Le gouvernement suédois a récemment déclaré vouloir autoriser les forces de l’ordre à déployer des malwares dans le cadre de leurs enquêtes. Les policiers pourront alors pirater à distance les appareils des suspects et obtenir des informations cruciales.

Davantage de pouvoir pour la police

Le 21 octobre 2019, le ministre  de l’Intérieur suédois a annoncé la nouvelle lors d’une conférence officielle. Selon un article publié par ZDnet, les malwares vont devenir une nouvelle arme technologique visant à augmenter les capacités de la police. En effet, cela lui permettra de mieux lutter contre le crime organisé en boostant les enquêtes et en faisant baisser le taux de criminalité.

En Suède, la police fait en effet face à un problème depuis plusieurs années. Les criminels utilisent souvent des messageries cryptées leur permettant de passer entre les mailles du filet de la police. Rappelons au passage que 90 % des conversations interceptées par la police de Suède étaient cryptées ! Ainsi, grâce aux malwares, la police pourra intercepter et décrypter ces conversations et ainsi vaincre son pire ennemi virtuel : le chiffrement.

“Nous devons absolument faire évoluer nos méthodes de travail en fonction des nouvelles technologies dont disposent les criminels. Nous avons maintenant la capacité d’agir avant qu’un drame ne se produise“, a déclaré ministre suédois de l’Intérieur.

L’application de messagerie WhatsApp permet des conversations 100 % cryptées
Crédits : Pexels

Une seule condition

Il existe une autre manière d’agir, c’est-à-dire contraindre les acteurs d’Internet à faire baisser la sécurité des communications cryptées.

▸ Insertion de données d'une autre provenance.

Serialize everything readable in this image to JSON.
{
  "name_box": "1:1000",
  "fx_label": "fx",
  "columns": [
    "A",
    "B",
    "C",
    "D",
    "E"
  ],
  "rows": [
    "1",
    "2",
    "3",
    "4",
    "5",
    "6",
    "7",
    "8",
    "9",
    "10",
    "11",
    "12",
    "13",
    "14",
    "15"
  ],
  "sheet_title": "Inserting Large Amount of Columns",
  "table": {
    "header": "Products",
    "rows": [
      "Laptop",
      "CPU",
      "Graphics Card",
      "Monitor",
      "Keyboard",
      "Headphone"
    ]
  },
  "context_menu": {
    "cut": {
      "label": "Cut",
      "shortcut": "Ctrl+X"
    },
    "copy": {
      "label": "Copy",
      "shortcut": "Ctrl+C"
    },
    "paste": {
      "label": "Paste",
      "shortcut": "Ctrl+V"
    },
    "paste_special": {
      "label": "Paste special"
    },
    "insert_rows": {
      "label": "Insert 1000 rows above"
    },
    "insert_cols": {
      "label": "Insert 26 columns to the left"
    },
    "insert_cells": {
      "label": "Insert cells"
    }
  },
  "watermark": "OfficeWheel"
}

Toutefois, cette méthode utilisée notamment en Australie n’a pas fait l’unanimité en Suède. La Suède va donc utiliser une méthode similaire à cette de l’Allemagne. Depuis maintenant dix ans, les policiers outre-Rhin utilisent leur Bundestrojaner ou “cheval de Troie fédéral” afin d’intercepter les communications.

Par contre, les forces de l’ordre suédoises devront patienter jusqu’en 2022 pour utiliser leurs propres logiciels. Par ailleurs, le gouvernement a imposé une condition à l’utilisation de ces malwares dans le cadre d’une enquête. En effet, l’affaire concernée devra être punissable d’une peine de prison d’au moins quatre ans.

En France, le Centre de lutte contre les criminalités numériques (C3N) a théoriquement le droit d’utiliser des logiciels espions. Il existe en effet une loi allant dans ce sens depuis 2011. Toutefois, l’arrêté officiel n’a été publié qu’en 2018 et les processus de validation sont toujours en cours.